A présent, "Pas d'soucis" va repartir pour ce qu'il sait faire de mieux, partager ses morceaux en concerts. Nous vous invitons à suivre leur petit chemin. Notamment par le biais de leur page facebook. Mais surveillez la presse, Internet, les affiches. A bien y regarder, ils ne seront pas loin.

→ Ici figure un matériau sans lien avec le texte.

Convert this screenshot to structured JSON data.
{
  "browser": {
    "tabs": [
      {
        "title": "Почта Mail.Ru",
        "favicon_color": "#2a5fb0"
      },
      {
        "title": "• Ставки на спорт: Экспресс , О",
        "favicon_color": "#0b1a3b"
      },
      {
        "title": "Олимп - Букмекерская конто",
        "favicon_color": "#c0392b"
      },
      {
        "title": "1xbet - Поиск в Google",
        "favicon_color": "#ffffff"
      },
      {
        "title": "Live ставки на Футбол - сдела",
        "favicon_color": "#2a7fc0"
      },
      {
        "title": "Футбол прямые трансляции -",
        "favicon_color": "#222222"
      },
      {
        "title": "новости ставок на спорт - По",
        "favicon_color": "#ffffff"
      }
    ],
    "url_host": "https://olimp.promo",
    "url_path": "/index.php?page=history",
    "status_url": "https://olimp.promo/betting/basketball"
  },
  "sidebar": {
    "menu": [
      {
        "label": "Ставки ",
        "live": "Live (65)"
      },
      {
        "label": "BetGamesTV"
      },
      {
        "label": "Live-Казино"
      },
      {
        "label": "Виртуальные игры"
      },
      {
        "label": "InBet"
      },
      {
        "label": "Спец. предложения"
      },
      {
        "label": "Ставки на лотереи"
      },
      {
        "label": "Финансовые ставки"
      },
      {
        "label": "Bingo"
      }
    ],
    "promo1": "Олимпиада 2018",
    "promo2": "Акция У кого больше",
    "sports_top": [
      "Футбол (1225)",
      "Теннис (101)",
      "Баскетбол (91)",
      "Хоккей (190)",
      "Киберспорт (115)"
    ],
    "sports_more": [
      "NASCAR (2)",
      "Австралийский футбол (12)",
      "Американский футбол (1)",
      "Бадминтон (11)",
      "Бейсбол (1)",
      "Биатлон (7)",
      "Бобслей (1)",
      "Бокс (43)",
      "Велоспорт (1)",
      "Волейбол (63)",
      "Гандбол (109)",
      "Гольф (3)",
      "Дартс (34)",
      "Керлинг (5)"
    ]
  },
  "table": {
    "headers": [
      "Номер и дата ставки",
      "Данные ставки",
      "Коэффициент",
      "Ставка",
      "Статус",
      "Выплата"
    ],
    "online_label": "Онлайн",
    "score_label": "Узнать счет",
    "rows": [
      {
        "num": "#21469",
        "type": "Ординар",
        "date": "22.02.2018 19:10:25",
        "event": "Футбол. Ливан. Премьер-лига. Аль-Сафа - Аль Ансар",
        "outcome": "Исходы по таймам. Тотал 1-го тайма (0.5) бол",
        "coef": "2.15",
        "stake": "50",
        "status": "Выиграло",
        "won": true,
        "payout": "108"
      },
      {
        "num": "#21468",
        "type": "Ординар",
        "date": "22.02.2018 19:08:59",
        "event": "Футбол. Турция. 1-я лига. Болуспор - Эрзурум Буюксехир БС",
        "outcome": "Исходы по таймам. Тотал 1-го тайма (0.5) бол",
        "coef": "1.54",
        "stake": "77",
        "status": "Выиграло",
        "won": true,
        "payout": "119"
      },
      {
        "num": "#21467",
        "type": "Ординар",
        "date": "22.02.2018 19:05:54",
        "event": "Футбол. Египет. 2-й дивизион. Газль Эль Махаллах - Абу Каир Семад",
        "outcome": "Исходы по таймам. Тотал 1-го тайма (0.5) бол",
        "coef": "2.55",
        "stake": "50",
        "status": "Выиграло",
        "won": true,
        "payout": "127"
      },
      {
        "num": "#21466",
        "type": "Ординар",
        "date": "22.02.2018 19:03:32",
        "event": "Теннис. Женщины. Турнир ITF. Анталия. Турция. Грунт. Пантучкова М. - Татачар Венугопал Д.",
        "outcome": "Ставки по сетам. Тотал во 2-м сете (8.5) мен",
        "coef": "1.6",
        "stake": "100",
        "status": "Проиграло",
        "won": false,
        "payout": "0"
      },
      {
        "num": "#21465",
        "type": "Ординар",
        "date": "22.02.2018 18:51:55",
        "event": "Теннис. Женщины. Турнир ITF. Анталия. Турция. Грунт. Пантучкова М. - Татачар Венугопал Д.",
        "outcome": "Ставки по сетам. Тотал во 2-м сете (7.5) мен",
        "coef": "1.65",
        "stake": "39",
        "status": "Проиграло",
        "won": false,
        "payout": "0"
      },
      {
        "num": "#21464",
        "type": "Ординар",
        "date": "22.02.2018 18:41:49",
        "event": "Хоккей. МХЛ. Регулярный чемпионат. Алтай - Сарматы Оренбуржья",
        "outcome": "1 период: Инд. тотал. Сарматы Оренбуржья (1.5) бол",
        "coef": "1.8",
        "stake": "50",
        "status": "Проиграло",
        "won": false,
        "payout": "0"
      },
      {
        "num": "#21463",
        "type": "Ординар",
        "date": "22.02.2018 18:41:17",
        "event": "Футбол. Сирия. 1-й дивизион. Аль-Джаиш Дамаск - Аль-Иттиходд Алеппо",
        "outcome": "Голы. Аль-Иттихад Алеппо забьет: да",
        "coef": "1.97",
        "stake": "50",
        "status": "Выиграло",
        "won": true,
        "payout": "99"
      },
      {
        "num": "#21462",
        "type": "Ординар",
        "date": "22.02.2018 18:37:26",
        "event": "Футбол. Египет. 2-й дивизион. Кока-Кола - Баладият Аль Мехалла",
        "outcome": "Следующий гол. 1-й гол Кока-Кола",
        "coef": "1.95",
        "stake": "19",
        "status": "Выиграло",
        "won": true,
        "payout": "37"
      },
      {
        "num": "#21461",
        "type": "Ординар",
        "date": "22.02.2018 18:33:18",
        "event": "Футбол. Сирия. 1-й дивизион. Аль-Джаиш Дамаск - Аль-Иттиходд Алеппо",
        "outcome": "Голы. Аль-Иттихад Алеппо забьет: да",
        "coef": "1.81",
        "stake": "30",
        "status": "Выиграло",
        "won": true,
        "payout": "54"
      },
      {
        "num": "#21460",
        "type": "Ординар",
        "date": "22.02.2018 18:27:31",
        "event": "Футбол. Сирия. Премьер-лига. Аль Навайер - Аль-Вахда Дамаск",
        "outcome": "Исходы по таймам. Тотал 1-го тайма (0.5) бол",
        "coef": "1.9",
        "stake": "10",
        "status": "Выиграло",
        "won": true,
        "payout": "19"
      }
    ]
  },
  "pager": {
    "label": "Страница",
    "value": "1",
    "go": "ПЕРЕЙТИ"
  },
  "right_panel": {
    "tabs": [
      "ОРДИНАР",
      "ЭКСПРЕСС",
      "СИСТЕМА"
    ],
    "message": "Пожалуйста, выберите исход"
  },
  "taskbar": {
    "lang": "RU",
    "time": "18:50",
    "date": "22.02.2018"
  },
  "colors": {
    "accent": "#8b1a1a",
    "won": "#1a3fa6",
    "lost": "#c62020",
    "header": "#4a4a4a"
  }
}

Des nouvelles pour dire que tout va bien

Salut les gens,

Un petit post pour dire au gens que tout va bien. Qu'à quelques jours des élections européennes et avec des sondages effrayants, tout va bien. A Béziers, le F comme fachiste et N comme Nazis, nous démontre chaque jour ce qui nous attends en 2017. Couvre feu, avec bientôt et comme dans les belles années des miradors au coins des rues afin de surveiller, puis ensuite quand cela sera entré dans les moeurs, de tirer sur les voyous qui osent sortir le soir, non mais !!!  Des miradors d'où ne pourra pas sècher les uniformes puisque cela vient d'être interdit. Tout va donc pour le mieux dans le meilleur des mondes. On en est là, au pays de Voltaire et d'Hugo. Que faut-il faire ? Qui peut nous convaincre d'aller voter, de ne pas baisser les bras ? Maintenant que la droite débute juste après Mélanchon, que l'extrème droite pollue les cerveaux, jusqu'à nos ministres. Je ne sais plus quelle direction prendre. Celle du mur, comme tous ? Le climat part en couilles, les vaches sont folles, la finance gouverne le monde. Il faut faire le deuil de la planète. Je sais, ce billet n'est pas le plus joyeux, mais je regarde la terre et je prends peur, une fois de plus. Ce billet est un constat, un constat d'accident. Longtemps, j'ai cru que ce monde allait s'arranger, que les jeunes seraient moins con que nous. Je pensais le monde en mouvement. Je pensais qu'il fallait croire en eux, en cette graine de rebelles. Et puis... Je vois notre jeunesse avalée et recrachée par cette sociétée de consommation. Je les vois suspendus à leurs téléphone, je les vois, chaque minute est une représentation. Et je repense à Sylvain Tesson et je vous livre un extrait de son remarquable " Dans les forêts de Sibérie"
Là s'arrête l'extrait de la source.